The rocket is fitted with four strap-on boosters powered by YF-100 engines. The boosters are attached to the first stage of the launch vehicle which is 11 feet (3.35 meters) in diameter and is equipped with two YF-100 engines. The second stage has the same diameter as the first stage; however, it is powered by different propulsion units – a set of four YF-115 engines. The YZ-1 upper stage is optional and is capable of delivering payload into variety of orbits.
The rocket would be used to transport cargo for China’s planned space station and is expected to become the main launcher for future space missions. China also hopes that its new Long March 7 rocket will be more environment-friendly than previous launchers in the series. The new booster relies on liquid oxygen and kerosene as fuel, cheaper and less dangerous than the propellants used by some of the earlier launch vehicles.
Long March 7 is designed to be more weather-resistant than its predecessors. The booster is waterproof and can be launched on rainy days. Moreover, the rocket is equipped with wind-resistance devices allowing it to withstand gales during its flight into space.
The capsule that launched on Saturday’s mission, features a Global Navigation Satellite System (GNSS) antenna, parachutes, and an antenna specially designed to prevent radio silence during hypersonic re-entry. The spacecraft is being designed with the aim to serve as a future transportation system for cargo and crews to LEO and beyond, including possible missions to the Moon.

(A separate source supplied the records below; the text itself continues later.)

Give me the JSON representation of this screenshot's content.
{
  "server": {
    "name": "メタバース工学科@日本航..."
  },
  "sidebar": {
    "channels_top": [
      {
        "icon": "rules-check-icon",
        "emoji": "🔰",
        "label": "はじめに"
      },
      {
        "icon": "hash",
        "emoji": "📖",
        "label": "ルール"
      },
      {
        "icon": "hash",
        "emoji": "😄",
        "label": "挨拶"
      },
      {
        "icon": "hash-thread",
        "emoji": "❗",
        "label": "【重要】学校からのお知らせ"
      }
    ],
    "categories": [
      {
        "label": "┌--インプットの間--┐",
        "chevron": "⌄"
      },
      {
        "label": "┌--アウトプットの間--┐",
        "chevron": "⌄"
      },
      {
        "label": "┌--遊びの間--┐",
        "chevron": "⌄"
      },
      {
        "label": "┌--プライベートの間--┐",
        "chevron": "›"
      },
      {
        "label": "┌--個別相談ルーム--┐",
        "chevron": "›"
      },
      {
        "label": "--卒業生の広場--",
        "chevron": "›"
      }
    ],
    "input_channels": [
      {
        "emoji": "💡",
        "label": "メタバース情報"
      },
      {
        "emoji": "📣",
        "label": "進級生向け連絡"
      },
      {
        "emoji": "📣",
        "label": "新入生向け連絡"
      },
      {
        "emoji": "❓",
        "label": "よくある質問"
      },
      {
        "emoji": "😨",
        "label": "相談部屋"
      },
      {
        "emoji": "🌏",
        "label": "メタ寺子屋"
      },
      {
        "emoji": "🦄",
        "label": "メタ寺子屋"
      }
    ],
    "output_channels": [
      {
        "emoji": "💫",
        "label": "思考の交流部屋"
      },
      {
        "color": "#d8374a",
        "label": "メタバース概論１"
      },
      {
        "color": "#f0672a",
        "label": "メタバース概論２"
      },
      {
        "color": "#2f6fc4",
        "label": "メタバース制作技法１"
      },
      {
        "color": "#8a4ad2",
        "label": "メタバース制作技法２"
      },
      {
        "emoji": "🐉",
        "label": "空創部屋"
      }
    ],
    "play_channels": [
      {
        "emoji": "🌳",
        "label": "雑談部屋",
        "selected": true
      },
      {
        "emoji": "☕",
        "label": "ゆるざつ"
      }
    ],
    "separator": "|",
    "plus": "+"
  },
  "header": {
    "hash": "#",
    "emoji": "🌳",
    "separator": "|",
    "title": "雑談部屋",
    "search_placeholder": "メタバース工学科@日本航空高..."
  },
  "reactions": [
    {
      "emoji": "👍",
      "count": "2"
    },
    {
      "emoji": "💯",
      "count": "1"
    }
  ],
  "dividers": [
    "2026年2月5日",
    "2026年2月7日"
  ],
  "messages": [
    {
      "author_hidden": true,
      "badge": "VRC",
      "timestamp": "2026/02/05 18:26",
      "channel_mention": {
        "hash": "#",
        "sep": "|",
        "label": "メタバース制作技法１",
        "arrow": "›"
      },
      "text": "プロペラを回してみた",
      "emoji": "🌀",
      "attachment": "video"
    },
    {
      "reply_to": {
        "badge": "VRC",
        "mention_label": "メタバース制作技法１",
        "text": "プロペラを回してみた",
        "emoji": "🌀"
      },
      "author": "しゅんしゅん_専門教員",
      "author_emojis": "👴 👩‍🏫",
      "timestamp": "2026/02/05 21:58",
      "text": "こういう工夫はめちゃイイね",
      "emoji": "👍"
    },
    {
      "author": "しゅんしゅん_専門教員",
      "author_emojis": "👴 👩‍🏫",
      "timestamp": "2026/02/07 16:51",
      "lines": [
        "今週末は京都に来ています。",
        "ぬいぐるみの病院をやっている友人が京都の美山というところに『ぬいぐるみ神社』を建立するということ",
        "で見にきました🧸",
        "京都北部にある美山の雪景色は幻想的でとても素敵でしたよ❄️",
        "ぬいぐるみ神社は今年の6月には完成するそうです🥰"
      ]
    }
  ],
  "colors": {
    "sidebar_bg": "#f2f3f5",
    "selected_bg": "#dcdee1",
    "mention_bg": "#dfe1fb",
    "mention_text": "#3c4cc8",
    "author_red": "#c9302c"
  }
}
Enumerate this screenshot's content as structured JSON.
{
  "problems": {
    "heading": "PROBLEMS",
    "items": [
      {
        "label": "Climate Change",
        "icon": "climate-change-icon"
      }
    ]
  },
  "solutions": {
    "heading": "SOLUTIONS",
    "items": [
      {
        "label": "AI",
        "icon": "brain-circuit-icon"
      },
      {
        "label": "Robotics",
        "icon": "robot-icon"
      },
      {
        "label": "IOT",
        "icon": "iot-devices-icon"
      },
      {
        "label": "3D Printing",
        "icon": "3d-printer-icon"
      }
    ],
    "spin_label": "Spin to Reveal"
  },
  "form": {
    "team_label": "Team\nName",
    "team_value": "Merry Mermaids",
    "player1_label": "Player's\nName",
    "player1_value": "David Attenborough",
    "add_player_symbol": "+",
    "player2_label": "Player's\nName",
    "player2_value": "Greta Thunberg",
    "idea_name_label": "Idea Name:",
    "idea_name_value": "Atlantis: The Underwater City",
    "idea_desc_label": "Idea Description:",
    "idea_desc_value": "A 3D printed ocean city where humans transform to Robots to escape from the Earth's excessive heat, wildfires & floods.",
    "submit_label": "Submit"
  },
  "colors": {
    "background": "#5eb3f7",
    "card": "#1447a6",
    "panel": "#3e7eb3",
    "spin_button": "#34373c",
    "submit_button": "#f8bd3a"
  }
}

According to various media reports, the mission also carries a CubeSat, a block of ballast and two other small satellites named ADRV and BPV.
The launch marks the first liftoff from the Wenchang Satellite Launch Center constructed in November 2014. The center was selected for its low latitude, which will allow for a substantial increase in payload, necessary for the future manned programs. Due to its proximity to the equator, it can save fuel consumption during space launches.
The launch site, thanks to its location on an island, enables easy transportation of the large rocket components by ship and ensures that rocket debris descending from the sky falls into the ocean instead of over populated inland areas.
However, according to Liu Xiaohua, a senior engineer at the Wenchang center, this location records more than 100 days of thunderstorms annually. Because of this, four 105-meter steel lightning conductors were installed to protect the site from this threat. They surround each launch pad and are effective against nearly all thunderstorms. Moreover, a special anti-corrosion cover is used on metal surfaces at the center, to protect against moist and salty environment.
The launch was open for the public. Up to 25,000 spectators were able to view it in person for the first time in the history of Chinese orbital launches. For this occasion, the government designated eight viewing areas.
The maiden flight of Long March 7 was the eighth orbital mission for China this year. It was also the 230th launch of the Long March rocket series. The country’s next mission is currently scheduled for July 2016 when a Long March 2D booster is slated to send the QUantum Experiments at Space Scale (QUESS) technology demonstrator into orbit from the Jiuquan Satellite Launch Center in Gansu Province. However, the exact date of the launch is yet to be announced.